1. First, unsafe doesn't mean you shouldn't use it on .NET. It just means you need to do more checks manually.

2. A lot of things you can do in Go are unsafe in .NET terms - e.g. even slice is a leaky & unsafe abstraction: https://alexyakunin.medium.com/slice-an-extremely-leaky-abst...

3. Yes, the fact Go doesn't support SIMD intrinsics explains why it loses not only to C#, but also to C++ and Rust on math-intensive tests. But it loses to C# on other tests too - e.g.: - https://benchmarksgame-team.pages.debian.net/benchmarksgame/... - https://benchmarksgame-team.pages.debian.net/benchmarksgame/...

And as you might notice, the code length doesn't differ much there.

1 comments

We went form "Go is 50x more lines of code than C#" to "C# code is not that bigger than Go". The OP was dramatically wrong about Go being more verbose than C# when the exact opposite is true.

Go has support for assembly and supports SIMD intrinsics just fine. See for example https://github.com/bamiaux/rez/blob/master/vscalers_amd64.s

My point is that if you want to KNOW which language is faster (as opposed to trying to PROVE that YOUR language is faster) you wouldn't compare a C# code optimized with SIMD intrinsics with Go code that doesn't use SIMD intrinsics.

The problem with BenchmarksGame is that it doesn't try to enforce apples-to-apples benchmarks.
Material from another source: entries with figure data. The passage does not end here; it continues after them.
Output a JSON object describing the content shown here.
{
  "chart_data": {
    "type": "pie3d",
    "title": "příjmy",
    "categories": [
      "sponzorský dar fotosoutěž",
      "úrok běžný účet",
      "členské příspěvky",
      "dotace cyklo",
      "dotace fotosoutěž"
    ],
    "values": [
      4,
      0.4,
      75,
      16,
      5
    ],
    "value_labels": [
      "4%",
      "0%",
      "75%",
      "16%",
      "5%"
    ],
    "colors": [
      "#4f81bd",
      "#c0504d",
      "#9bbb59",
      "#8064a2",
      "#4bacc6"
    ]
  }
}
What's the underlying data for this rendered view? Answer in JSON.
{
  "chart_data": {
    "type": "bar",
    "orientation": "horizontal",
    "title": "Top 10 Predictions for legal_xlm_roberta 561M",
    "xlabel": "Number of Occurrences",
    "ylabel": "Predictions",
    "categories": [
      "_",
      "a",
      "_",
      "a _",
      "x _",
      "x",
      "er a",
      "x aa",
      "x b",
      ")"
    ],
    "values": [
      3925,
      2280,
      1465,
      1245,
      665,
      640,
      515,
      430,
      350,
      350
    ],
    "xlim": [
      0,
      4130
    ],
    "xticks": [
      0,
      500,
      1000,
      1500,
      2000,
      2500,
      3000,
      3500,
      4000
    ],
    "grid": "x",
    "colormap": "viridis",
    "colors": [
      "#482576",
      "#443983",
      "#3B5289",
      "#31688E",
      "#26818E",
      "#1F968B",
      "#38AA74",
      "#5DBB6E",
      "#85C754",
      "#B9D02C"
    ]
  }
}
It's fun thing to see how far you can push a given implementation if you're willing to spend a lot of time on it.

It compares implementation of the benchmark code, not the quality of the compilers on the code that you'll actually write in real life.

> The OP was dramatically wrong about Go being more verbose than C# when the exact opposite is true.

Sorry, I missed the proof - can you point me to it?

What you presented as "more verbose code" isn't actually a proof - i.e. yes, SIMD code is obviously more verbose than a normal one. And faster.

> Go has support for assembly and supports SIMD intrinsics just fine.

But wait, in this sense any language has support for assembly and SIMD. Bundled assembler is not the same as language-level support for SIMD - and even in https://benchmarksgame-team.pages.debian.net/benchmarksgame/... a large portion of SIMD code is actually cross-platform (what uses Vector<double>), and I am pretty sure sticking to just cross-platform SIMD APIs would be enough to beat Go.

> You wouldn't compare a C# code optimized with SIMD intrinsics with Go code that doesn't use SIMD intrinsics.

You use what's not against the rules, and it's not against the rules on CLBG. You're free to submit your own version of the same benchmark on Go relying on SIMD or whatever you prefer.

> It compares implementation of the benchmark code, not the quality of the compilers on the code that you'll actually write in real life.

Yes, any benchmark is somewhat biased. But honestly, comparing real-life benchmarks is even harder - they involve much more components, so whoever isn't happy with the results can always claim it's a comparison of frameworks, not the actual programs, etc., etc.